Risk-Adjusted Performance

0 of 100

 
Weak
 
Strong
Very Weak
Over the last 90 days Precision BioSciences has generated negative risk-adjusted returns adding no value to investors with long positions. Despite weak performance in the last few months, the Stock's forward indicators remain quite persistent which may send shares a bit higher in December 2024. The latest mess may also be a sign of long-standing up-swing for the company institutional investors.
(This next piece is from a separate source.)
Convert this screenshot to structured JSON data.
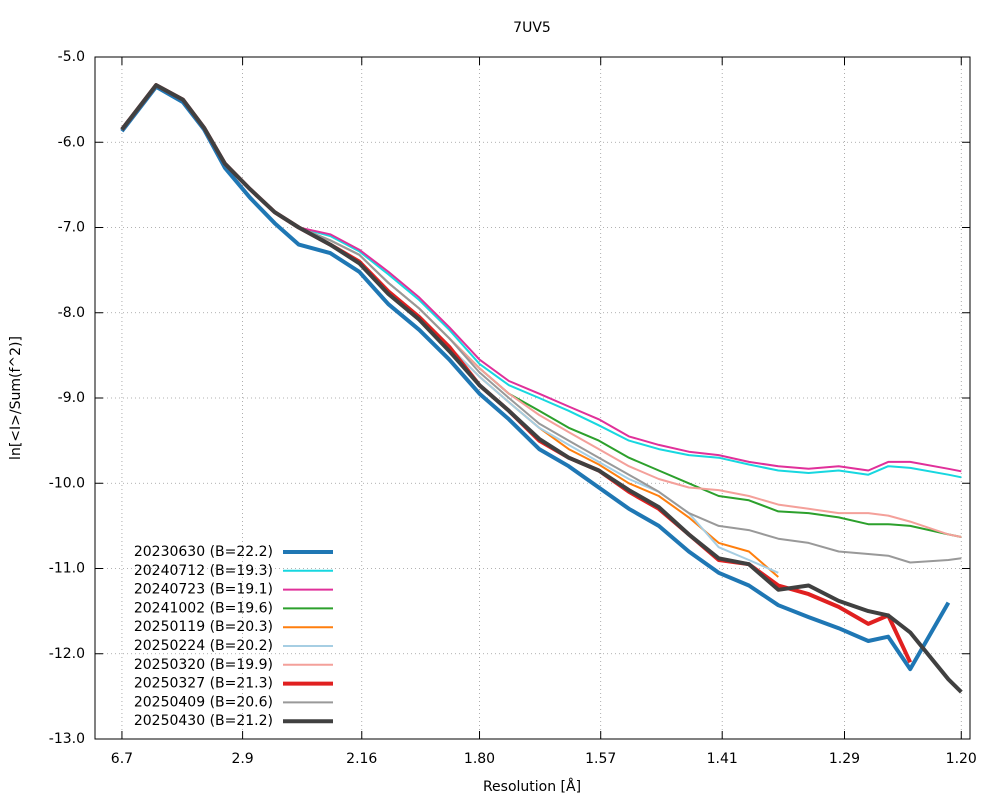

Foghorn Therapeutics and Precision BioSciences Volatility Contrast

   Predicted Return Density   
       Returns  

Pair Trading with Foghorn Therapeutics and Precision BioSciences

The main advantage of trading using opposite Foghorn Therapeutics and Precision BioSciences positions is that it hedges away some unsystematic risk. Because of two separate transactions, even if Foghorn Therapeutics position performs unexpectedly, Precision BioSciences can make up some of the losses. Pair trading also minimizes risk from directional movements in the market. For example, if an entire industry or sector drops because of unexpected headlines, the short position in Precision BioSciences will offset losses from the drop in Precision BioSciences' long position.
The idea behind Foghorn Therapeutics and Precision BioSciences pairs trading is to make the combined position market-neutral, meaning the overall market's direction will not affect its win or loss (or potential downside or upside). This can be achieved by designing a pairs trade with two highly correlated stocks or equities that operate in a similar space or sector, making it possible to obtain profits through simple and relatively low-risk investment.
Check out your portfolio center.
Note that this page's information should be used as a complementary analysis to find the right mix of equity instruments to add to your existing portfolios or create a brand new portfolio. You can also try the Portfolio Optimization module to compute new portfolio that will generate highest expected return given your specified tolerance for risk.